Trump inquiète les Producteurs de lait
QUÉBEC — Tout comme les vaches, les producteurs de lait du Québec aimeraient produire leur lait « en paix ». L’élection de Donald Trump à la présidence des États-Unis et un éventuel déchirement de l’Accord de libre-échange nord-américain (ALENA) leur fait craindre le pire.
Le président des Producteurs de lait du Québec, Bruno Letendre, s’adressait aux délégués et producteurs réunis pour l’assemblée générale spéciale de son organisation le 17 novembre à Québec.

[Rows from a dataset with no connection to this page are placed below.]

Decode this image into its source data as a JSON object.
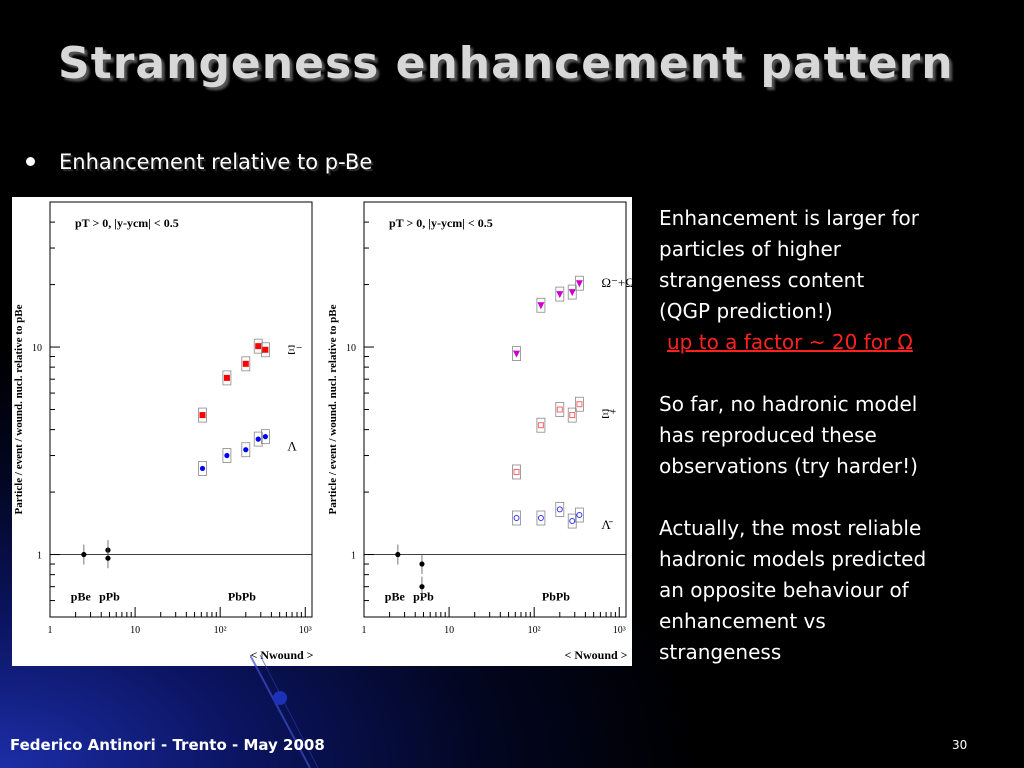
{
  "slide": {
    "title": "Strangeness enhancement pattern",
    "bullet": "Enhancement relative to p-Be",
    "side_paragraphs": [
      [
        "Enhancement is larger for",
        "particles of higher",
        "strangeness content",
        "(QGP prediction!)"
      ],
      [
        "So far, no hadronic model",
        "has reproduced these",
        "observations (try harder!)"
      ],
      [
        "Actually, the most reliable",
        "hadronic models predicted",
        "an opposite behaviour of",
        "enhancement vs",
        "strangeness"
      ]
    ],
    "highlight": "up to a factor ~ 20 for Ω",
    "footer": "Federico Antinori - Trento - May 2008",
    "page_number": "30"
  },
  "chart_data": [
    {
      "type": "scatter",
      "title": "pT > 0,  |y-ycm| < 0.5",
      "xlabel": "< Nwound >",
      "ylabel": "Particle / event / wound. nucl. relative to pBe",
      "xscale": "log",
      "yscale": "log",
      "xlim": [
        1,
        1200
      ],
      "ylim": [
        0.5,
        50
      ],
      "xticks": [
        "1",
        "10",
        "10²",
        "10³"
      ],
      "yticks": [
        "1",
        "10"
      ],
      "reference_line": 1,
      "region_labels": [
        "pBe",
        "pPb",
        "PbPb"
      ],
      "series": [
        {
          "name": "Ξ⁻",
          "color": "#ff0000",
          "marker": "square",
          "x": [
            62,
            120,
            200,
            280,
            340
          ],
          "y": [
            4.7,
            7.1,
            8.3,
            10.1,
            9.7
          ]
        },
        {
          "name": "Λ",
          "color": "#0000ff",
          "marker": "circle",
          "x": [
            62,
            120,
            200,
            280,
            340
          ],
          "y": [
            2.6,
            3.0,
            3.2,
            3.6,
            3.7
          ]
        },
        {
          "name": "",
          "color": "#000000",
          "marker": "circle",
          "x": [
            2.5,
            4.8,
            4.8
          ],
          "y": [
            1.0,
            1.05,
            0.96
          ]
        }
      ]
    },
    {
      "type": "scatter",
      "title": "pT > 0,  |y-ycm| < 0.5",
      "xlabel": "< Nwound >",
      "ylabel": "Particle / event / wound. nucl. relative to pBe",
      "xscale": "log",
      "yscale": "log",
      "xlim": [
        1,
        1200
      ],
      "ylim": [
        0.5,
        50
      ],
      "xticks": [
        "1",
        "10",
        "10²",
        "10³"
      ],
      "yticks": [
        "1",
        "10"
      ],
      "reference_line": 1,
      "region_labels": [
        "pBe",
        "pPb",
        "PbPb"
      ],
      "series": [
        {
          "name": "Ω⁻+Ω̄⁺",
          "color": "#cc00cc",
          "marker": "triangle-down",
          "x": [
            62,
            120,
            200,
            280,
            340
          ],
          "y": [
            9.3,
            15.9,
            18.0,
            18.4,
            20.3
          ]
        },
        {
          "name": "Ξ̄⁺",
          "color": "#ff6666",
          "marker": "open-square",
          "x": [
            62,
            120,
            200,
            280,
            340
          ],
          "y": [
            2.5,
            4.2,
            5.0,
            4.7,
            5.3
          ]
        },
        {
          "name": "Λ̄",
          "color": "#3333ff",
          "marker": "open-circle",
          "x": [
            62,
            120,
            200,
            280,
            340
          ],
          "y": [
            1.5,
            1.5,
            1.65,
            1.45,
            1.55
          ]
        },
        {
          "name": "",
          "color": "#000000",
          "marker": "circle",
          "x": [
            2.5,
            4.8,
            4.8
          ],
          "y": [
            1.0,
            0.9,
            0.7
          ]
        }
      ]
    }
  ],
  "colors": {
    "text": "#ffffff",
    "highlight": "#ff2020",
    "title": "#d8d8d8"
  }
}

Il a rappelé que Donald Trump a promis de déchirer l’accord liant le Canada, les États-Unis et le Mexique. Dès le lendemain de son élection, a-t-il noté, l’ambassadeur du Canada et le premier ministre Trudeau se montraient disposés à rouvrir l’entente. Or, a-t-il souligné, la gestion de l’offre a été exclue de cet accord. « Il n’est pas question pour nous d’accepter qu’on la mette sur la table comme on l’a fait dans l’AECG [Accord économique et commercial global avec l’Union européenne] », a-t-il martelé. Au sujet des 17 700 tonnes de fromage concédées à l’Europe en vertu de l’AECG, Bruno Letendre a expliqué que cette concession allait se traduire par une perte de production de 180 millions de litres de lait. Cela équivaut, a-t-il mentionné, à la production annuelle du Lac-Saint-Jean ou à celle de la Nouvelle-Écosse.

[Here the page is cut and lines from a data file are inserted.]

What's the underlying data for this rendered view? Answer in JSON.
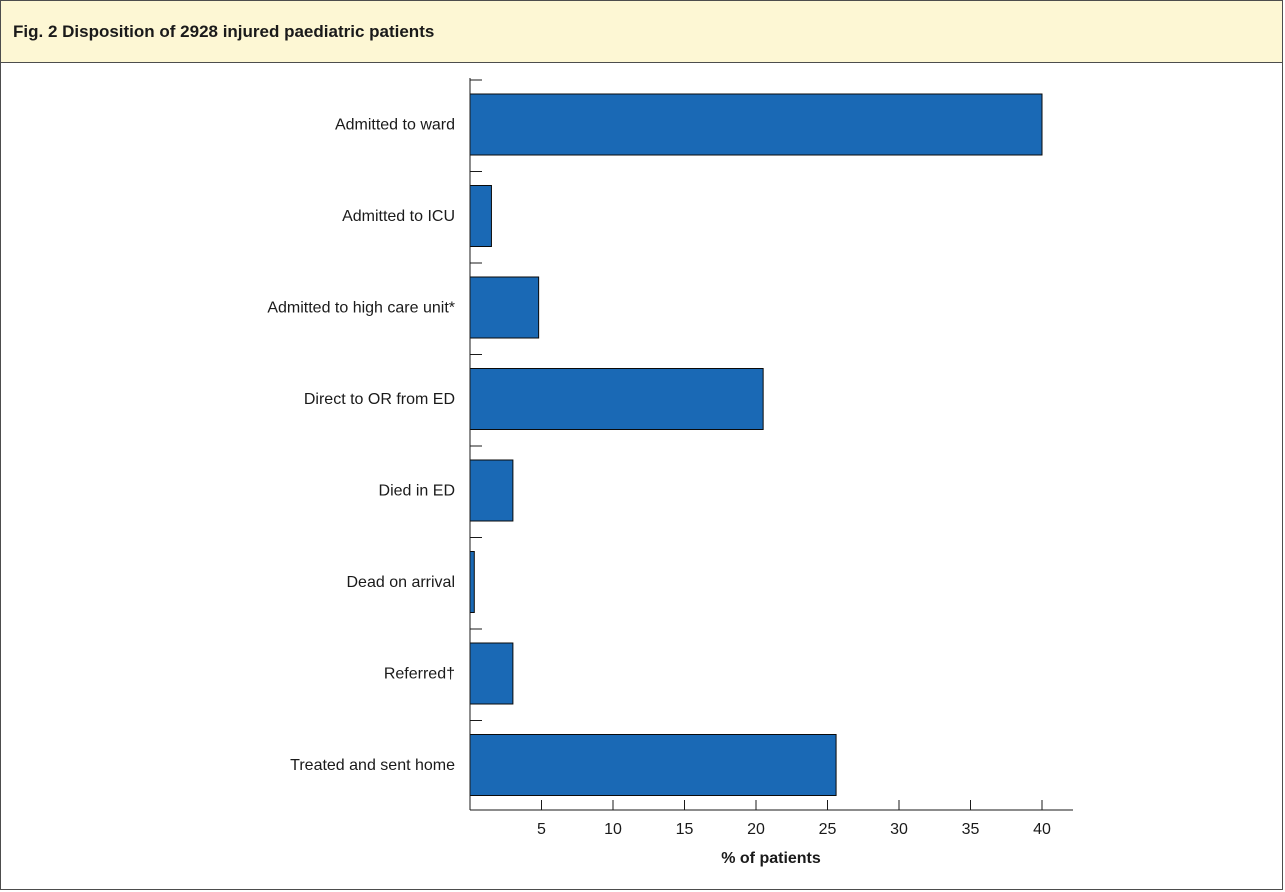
{
  "figure": {
    "title": "Fig. 2 Disposition of 2928 injured paediatric patients"
  },
  "colors": {
    "bar_fill": "#1a69b5",
    "bar_stroke": "#0a0a0a",
    "axis": "#1a1a1a",
    "header_bg": "#fdf7d4"
  },
  "chart_data": {
    "type": "bar",
    "orientation": "horizontal",
    "categories": [
      "Admitted to ward",
      "Admitted to ICU",
      "Admitted to high care unit*",
      "Direct to OR from ED",
      "Died in ED",
      "Dead on arrival",
      "Referred†",
      "Treated and sent home"
    ],
    "values": [
      40.0,
      1.5,
      4.8,
      20.5,
      3.0,
      0.3,
      3.0,
      25.6
    ],
    "xlabel": "% of patients",
    "ylabel": "",
    "xlim": [
      0,
      42.2
    ],
    "xticks": [
      5,
      10,
      15,
      20,
      25,
      30,
      35,
      40
    ],
    "xtick_labels": [
      "5",
      "10",
      "15",
      "20",
      "25",
      "30",
      "35",
      "40"
    ],
    "grid": false,
    "legend": "none"
  }
}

Les 52 fromageries artisanales du Québec, a-t-il ajouté, ne produisent annuellement que 1 200 tonnes de fromage. Le double de ce tonnage de fromages fins, soit 2 667 tonnes, va se retrouver sur les tablettes des épiceries québécoises. « Il y a de fortes chances pour que ce secteur fragile soit parmi les plus touchés », prévoit Bruno Letendre.
Lunettes roses
Le président des Producteurs de lait se fait aussi railleur. Il contredit ceux qui prétendent que les fromagers québécois pourront profiter de l’ouverture du marché européen. Ce dernier, a-t-il révélé, importe moins de 1 % de sa production. « Ceux-là, s’est-il moqué, portent des lunettes roses ou en fument du bon… avant sa légalisation! »

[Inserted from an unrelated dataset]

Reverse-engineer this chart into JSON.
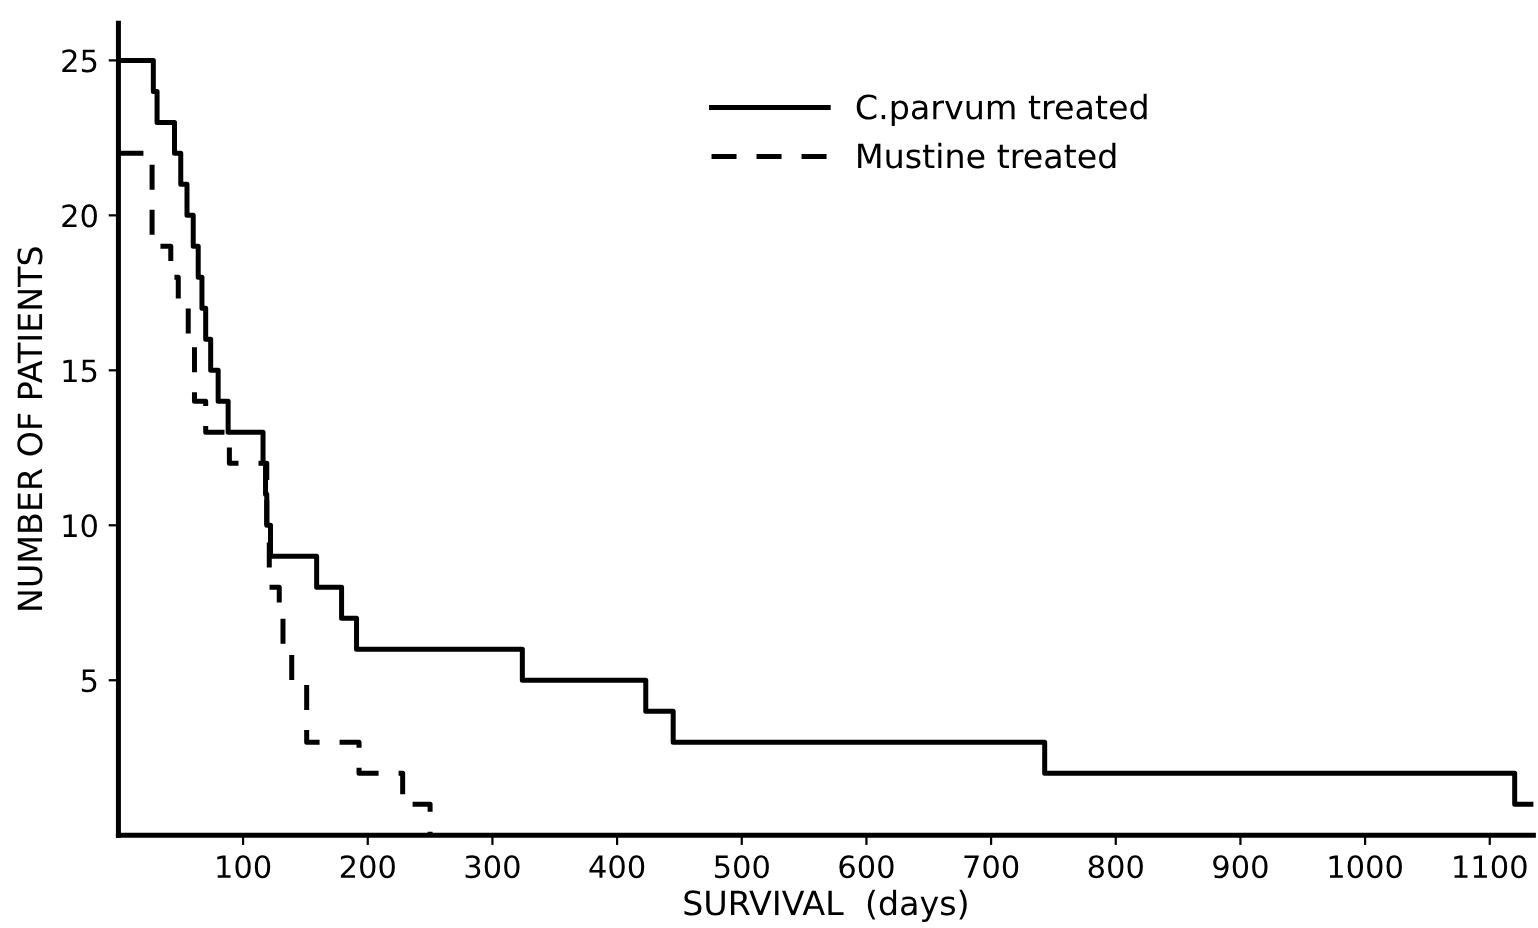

Bruno Letendre a également répété sa déception à l’égard des 250 M$ sur cinq ans annoncés récemment par Ottawa. La somme sera versée pour soutenir les investissements des producteurs de lait à titre de compensation pour les importations supplémentaires de fromage. À son avis, il faudrait entre 750 M$ et 1 G$ pour indemniser les producteurs. « Les compensations, a-t-il déclaré, devraient aller à ceux qui souffriront des importations, les fromagers. Le gouvernement devrait être particulièrement sensible aux petites entreprises artisanales, qui sont les plus fragiles. »
Enfin, après avoir rappelé la conclusion d’une entente « historique » avec les transformateurs, Bruno Letendre a félicité la coopérative Agropur d’avoir adopté le nouveau logo de certification Lait de qualité. Ce logo, la vache bleue 2.0, apparaîtra sur les étiquettes des 800 produits d’Agropur à compter de l’an prochain. « C’est un pas important dans la valorisation de tous nos efforts », a-t-il affirmé, invitant les autres transformateurs canadiens à imiter le geste, ce qui a soulevé les applaudissements de la salle.
Il faudrait entre 750 M$ et 1 G$ pour indemniser les producteurs.